You are probably too busy to read this, so I'll keep it short. I have set an intention for 2018 to create more space in my life.  For me, my brain space was so filled with work, I couldn't think about anything else.  And, I couldn't always do a high quality job with the task at hand.  My motto became "do just enough to get it off my plate".  'Busy' is the new Mercedes-Benz, a status symbol to show how important we are, and how many people are relying on us.

But why are we so busy?  And does all this busyness really make us better? more productive? healthier? happier?

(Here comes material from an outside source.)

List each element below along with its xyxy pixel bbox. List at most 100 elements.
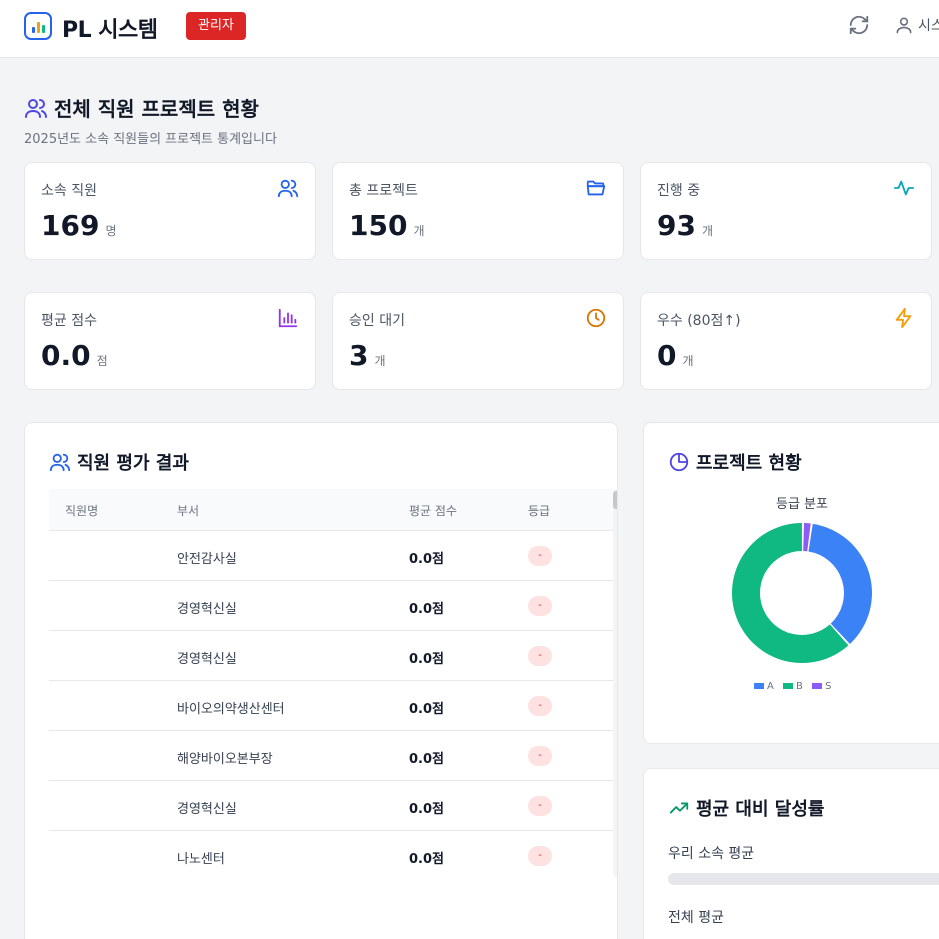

Once up a time, I had a peer, let's call her Jody.  Jody who worked until 3AM every night.  I was clocking out at around 5 everyday.  Jody seemed frantic and nervous all the time.  I was calm and cool as a cucumber.  Jody actually pulled me aside one day and said "Can I give you some feedback?  You're not on top of things and it shows".  But I had a happy customer, a great team, and it showed in my results.  Her results?  Not so good.
Well the Boss thought maybe the problem was Jody's customer, so swapped jobs.  Guess what? Same deal.  The customer became happier and my team got great results.  For my peer, it didn't work out so well.  Whatever Jody was so busy doing, wasn't getting her results and wasn't making her, or her team, happy.  What was I doing differently?

  • What are you so busy doing?
    Oh I know you are busy answering emails and writing reports and powerpoints that your boss asked for.  I encourage you to take a close look at how you are allocating your time.  Are administrative tasks taking up your time?  Useless meetings?  Are you focused on Stephen Covey's "urgent but not important" work, leaving no time for the "important" work?
    You have 2 basic options here:
    1.  Find ways to get these things done faster.  For example, can you automate or drastically strip down the detail in your reports?  Delegation is not the answer here, because then you are just passing the "busy" onto someone else.  You need to actually reduce the work.
    2. Just stop doing some of it.  I hereby give you permission not to do everything everyone asks.  I know you were taught that you had to take all the actions and follow up, but you don't.   And really, everyone else is so busy, will they even notice?
  • How much of your busy-ness is by choice?
    Upon seeing my calendar, a friend once said to me "They have you booked up in meetings, huh?"  I said "Well no, I have myself booked up in meetings."

    Next time you hear yourself say "I have to..." or "I have no choice" that's your signal to seek another option.  Who are you going to allow control of decisions in your life?  you? or someone else?  Think creatively, shake things up a bit. 

    Take responsibility for your time.  Prioritize your work, and then just say no to things that aren't a priority.  It sounds simple, but it takes a boatload of courage. 
  • Are you making other people busy?
    Wait a second....are you the culprit?!  Are you the one making work for other people?  And maybe it's boomeranging back to you?  Consider what happens when you send an email on the weekend.  Perhaps you were sending it, not expecting it to be read until Monday, but instead someone responds asking for clarification.  And how many people are cc'd? Are they all reading this now too?  Every time you respond you are creating work.
  • What is it really getting you?
    How much money has your company made from the powerpoint deck you put together last week?  Did all this busyness make you happier?  Is there even an end in sight?
    And what did it cost you?  Have you neglected to communicate effectively?  Have you stopped listening deeply to your customers?
    Find someone in your company who you respect, but doesn't work crazy busy.  They exist, I promise!  Use them as a model. 
  • What would happen if you scheduled some rest time?
    When is the last time you went out for lunch?  Go out for lunch!  Stop eating at your desk!  Enjoy your day, take a break. Get to know a co-worker a little better.  Good ideas happen in the spaces between thoughts.  Build in a little space. 
“In the absence of clearly-defined goals, we become strangely loyal to performing daily trivia until ultimately we become enslaved by it.” 
— Robert Heinlein

What have you tried to overcome the trap of busyness?  How did it turn out?